My wife had already just about lost it.  She was crying watching him go through this torment.  Being a physician I knew this was all leading up to an even more distressing finale: a spinal tap.  One of the diseases we worry about when a baby has a fever is meningitis. The best way to diagnose it is by placing a needle through the vertebra in the lower spine into the outer space of the neural tube to obtain some fluid.

They wanted me to hold him.  “Are you serious?!” I thought.  There was no way my wife could do it as she was already emotionally drained from the IV placement.  I knew what this entailed and wouldn’t put her through it.  The procedure for doing a spinal tap (or lumbar puncture) in a baby is to lay them on their side and make them flex their spine while making sure they don’t flail or arch their back.  The only way to do this was to have me hold Big M rolled up in a ball.  He would fight back and I would have to restrain him. 

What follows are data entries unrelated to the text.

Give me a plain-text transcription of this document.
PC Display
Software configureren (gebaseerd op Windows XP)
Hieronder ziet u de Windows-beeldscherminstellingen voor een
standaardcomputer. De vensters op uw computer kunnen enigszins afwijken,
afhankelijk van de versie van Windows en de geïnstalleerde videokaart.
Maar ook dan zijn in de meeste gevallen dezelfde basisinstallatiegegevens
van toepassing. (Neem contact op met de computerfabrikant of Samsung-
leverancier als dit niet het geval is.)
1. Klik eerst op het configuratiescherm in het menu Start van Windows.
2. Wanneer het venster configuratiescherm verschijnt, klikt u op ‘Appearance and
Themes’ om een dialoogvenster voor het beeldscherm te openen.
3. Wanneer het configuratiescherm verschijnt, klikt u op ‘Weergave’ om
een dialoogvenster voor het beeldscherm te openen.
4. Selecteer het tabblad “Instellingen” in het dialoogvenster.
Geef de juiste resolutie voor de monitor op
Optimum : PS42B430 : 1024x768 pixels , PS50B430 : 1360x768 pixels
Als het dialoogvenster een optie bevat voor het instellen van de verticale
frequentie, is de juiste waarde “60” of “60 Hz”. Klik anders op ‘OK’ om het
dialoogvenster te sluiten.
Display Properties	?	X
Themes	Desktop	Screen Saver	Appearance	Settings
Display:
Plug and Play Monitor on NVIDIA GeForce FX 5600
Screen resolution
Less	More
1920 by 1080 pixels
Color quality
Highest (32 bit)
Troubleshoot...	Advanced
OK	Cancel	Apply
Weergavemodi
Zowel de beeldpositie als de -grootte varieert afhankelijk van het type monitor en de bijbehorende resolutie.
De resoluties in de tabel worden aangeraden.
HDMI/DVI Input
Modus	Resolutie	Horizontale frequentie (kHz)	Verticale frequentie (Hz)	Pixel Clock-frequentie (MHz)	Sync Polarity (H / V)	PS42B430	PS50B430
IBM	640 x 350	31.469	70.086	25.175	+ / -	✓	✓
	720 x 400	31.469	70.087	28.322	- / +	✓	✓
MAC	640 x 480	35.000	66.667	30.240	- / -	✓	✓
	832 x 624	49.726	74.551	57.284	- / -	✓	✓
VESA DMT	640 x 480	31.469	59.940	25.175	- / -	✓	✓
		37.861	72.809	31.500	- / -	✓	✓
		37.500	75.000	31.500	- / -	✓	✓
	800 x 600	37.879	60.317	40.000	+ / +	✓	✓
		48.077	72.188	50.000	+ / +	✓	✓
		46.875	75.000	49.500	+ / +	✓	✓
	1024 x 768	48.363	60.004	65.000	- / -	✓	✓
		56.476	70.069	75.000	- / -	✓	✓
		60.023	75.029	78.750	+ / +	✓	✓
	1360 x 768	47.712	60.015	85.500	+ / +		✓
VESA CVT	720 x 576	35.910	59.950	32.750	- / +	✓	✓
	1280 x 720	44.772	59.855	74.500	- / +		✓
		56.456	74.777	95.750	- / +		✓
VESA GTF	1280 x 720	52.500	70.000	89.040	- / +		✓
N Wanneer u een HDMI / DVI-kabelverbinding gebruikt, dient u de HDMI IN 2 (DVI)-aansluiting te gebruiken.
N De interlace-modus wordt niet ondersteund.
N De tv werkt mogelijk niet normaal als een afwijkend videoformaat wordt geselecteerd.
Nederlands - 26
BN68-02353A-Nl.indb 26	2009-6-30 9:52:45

I had done this procedure dozens of times before but I couldn’t look.  This was different.  This was my son.  Tears escaped as I had to fight his tiny wiggling body as the ER doctor completed the procedure.  It lasted maybe 5 minutes but those minutes stretched in my mind to hours as I sat there listening to our baby cry knowing I was an accomplice in his pain.  The doctor completed the procedure and I was allowed to hold him and soothe him as he finally calmed down sniffling into my wet sleeve formed from his tears.  I held him up to my cheek and our tears mixed and ran as I told him I loved him.

He was started on IV antibiotics and was admitted.  We stayed in the hospital a total of 4 days.  Blood and cerebrospinal fluid cultures returned negative.  The final conclusion was that it was a virus but he was sent home on some oral antibiotics to cover for anything else.  You wouldn’t know it happened now.  He is 6 and healthy and energetic (sometimes too much).  

Things are different when you’re on the other side of medicine as a patient or a parent of a child who gets sick.  I couldn’t think straight.  I would have been useless as his doctor. This was flesh and blood. The experience did help me understand the helpless feeling that parents have when caring for their sick child.  I can now empathize and feel I am a better doctor because I have been in their shoes.  These experiences make us who we are.  The good and the bad.  Don’t suppress them.  Use them to empathize and help someone you know going through the same situation. Sometimes you are the only one who truly understands where a person is at or coming from.